Relatório também aponta primeiro superávit das contas públicas


O governo federal espera crescimento de 2,3% da economia e inflação de 3,6% em 2026. O ano também deve ter o primeiro superávit das contas. As projeções do Ministério da Fazenda foram divulgadas nesta sexta-feira (6).


A expansão esperada do Produto Interno Bruto (PIB) neste ano foi reduzida – era de 2,4% no boletim anterior, divulgado em novembro do ano passado. Por isso, os técnicos indicam estabilidade de crescimento, já que esperam que o dado referente a 2025 fique em 2,3%.


O desempenho da economia em 2026 vai ser influenciado pelo crescimento dos setores de indústria e serviços, que devem compensar o esfriamento da agropecuária, que teve safra recorde ano passado.


Possível redução dos juros

O ministério avalia que efeitos do enfraquecimento do dólar e da política de juros altos devem reduzir a inflação. Junto com isso, a oferta global em excesso de bens e combustíveis. Já os alimentos podem ter os preços pressionados.

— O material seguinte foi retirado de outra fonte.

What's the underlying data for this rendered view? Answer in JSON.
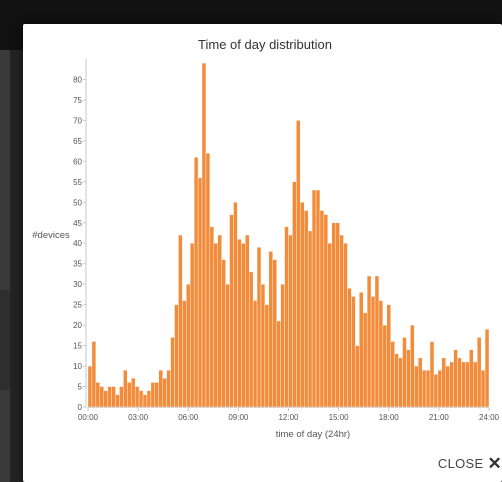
{
  "modal": {
    "close_label": "CLOSE"
  },
  "colors": {
    "bar": "#f28b3a",
    "bar_stroke": "#ffffff",
    "axis": "#c9c9c9",
    "text": "#555555"
  },
  "chart_data": {
    "type": "bar",
    "title": "Time of day distribution",
    "xlabel": "time of day (24hr)",
    "ylabel": "#devices",
    "ylim": [
      0,
      85
    ],
    "yticks": [
      0,
      5,
      10,
      15,
      20,
      25,
      30,
      35,
      40,
      45,
      50,
      55,
      60,
      65,
      70,
      75,
      80
    ],
    "xticks": [
      "00:00",
      "03:00",
      "06:00",
      "09:00",
      "12:00",
      "15:00",
      "18:00",
      "21:00",
      "24:00"
    ],
    "grid": false,
    "values": [
      10,
      16,
      6,
      5,
      4,
      5,
      5,
      3,
      5,
      9,
      6,
      7,
      5,
      4,
      3,
      4,
      6,
      6,
      9,
      7,
      9,
      17,
      25,
      42,
      26,
      30,
      40,
      61,
      56,
      84,
      62,
      44,
      40,
      42,
      36,
      30,
      47,
      50,
      41,
      40,
      42,
      33,
      26,
      39,
      30,
      25,
      38,
      36,
      21,
      30,
      44,
      42,
      55,
      70,
      50,
      48,
      43,
      53,
      53,
      48,
      47,
      40,
      45,
      45,
      42,
      40,
      29,
      27,
      15,
      28,
      23,
      32,
      27,
      32,
      26,
      20,
      25,
      16,
      13,
      12,
      17,
      14,
      20,
      10,
      12,
      9,
      9,
      16,
      8,
      9,
      12,
      10,
      11,
      14,
      12,
      11,
      11,
      14,
      11,
      17,
      9,
      19
    ]
  }
}
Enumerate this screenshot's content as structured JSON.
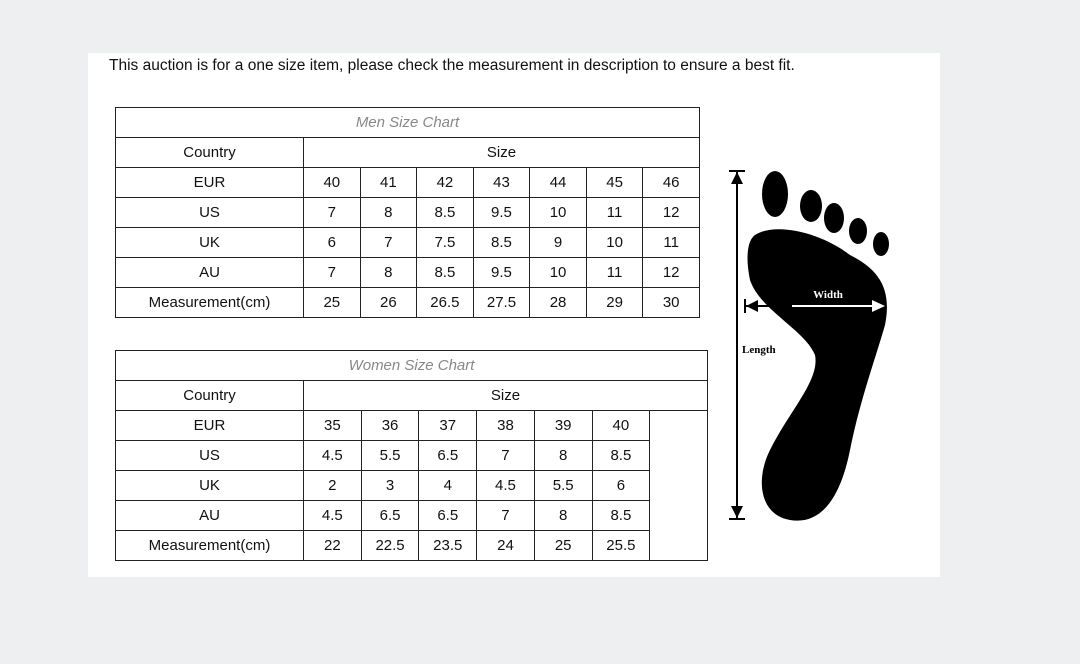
{
  "notice": "This auction is for a one size item, please check the measurement in description to ensure a best fit.",
  "men": {
    "title": "Men Size Chart",
    "country_label": "Country",
    "size_label": "Size",
    "rows": [
      {
        "label": "EUR",
        "values": [
          "40",
          "41",
          "42",
          "43",
          "44",
          "45",
          "46"
        ]
      },
      {
        "label": "US",
        "values": [
          "7",
          "8",
          "8.5",
          "9.5",
          "10",
          "11",
          "12"
        ]
      },
      {
        "label": "UK",
        "values": [
          "6",
          "7",
          "7.5",
          "8.5",
          "9",
          "10",
          "11"
        ]
      },
      {
        "label": "AU",
        "values": [
          "7",
          "8",
          "8.5",
          "9.5",
          "10",
          "11",
          "12"
        ]
      },
      {
        "label": "Measurement(cm)",
        "values": [
          "25",
          "26",
          "26.5",
          "27.5",
          "28",
          "29",
          "30"
        ]
      }
    ]
  },
  "women": {
    "title": "Women Size Chart",
    "country_label": "Country",
    "size_label": "Size",
    "rows": [
      {
        "label": "EUR",
        "values": [
          "35",
          "36",
          "37",
          "38",
          "39",
          "40"
        ]
      },
      {
        "label": "US",
        "values": [
          "4.5",
          "5.5",
          "6.5",
          "7",
          "8",
          "8.5"
        ]
      },
      {
        "label": "UK",
        "values": [
          "2",
          "3",
          "4",
          "4.5",
          "5.5",
          "6"
        ]
      },
      {
        "label": "AU",
        "values": [
          "4.5",
          "6.5",
          "6.5",
          "7",
          "8",
          "8.5"
        ]
      },
      {
        "label": "Measurement(cm)",
        "values": [
          "22",
          "22.5",
          "23.5",
          "24",
          "25",
          "25.5"
        ]
      }
    ]
  },
  "diagram": {
    "width_label": "Width",
    "length_label": "Length"
  }
}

O relatório também aponta a perspectiva do primeiro superávit das contas públicas este ano.


Esses números abrem espaço para redução dos juros básicos pelo Banco Central (BC), atualmente em 15% ao ano, o nível mais alto em 20 anos.


O secretário de Política Econômica do Ministério da Fazenda, Guilherme Mello, no entanto, não quis opinar sobre tamanho do corte.


"Isso é um tema que o Copom tem que decidir. Ele anunciou que vai iniciar um movimento de flexibilização. Qual vai ser a magnitude é uma decisão que eles vão tomar no momento correto, que é na reunião do Copom, com base nas melhores informações que ele tiverem".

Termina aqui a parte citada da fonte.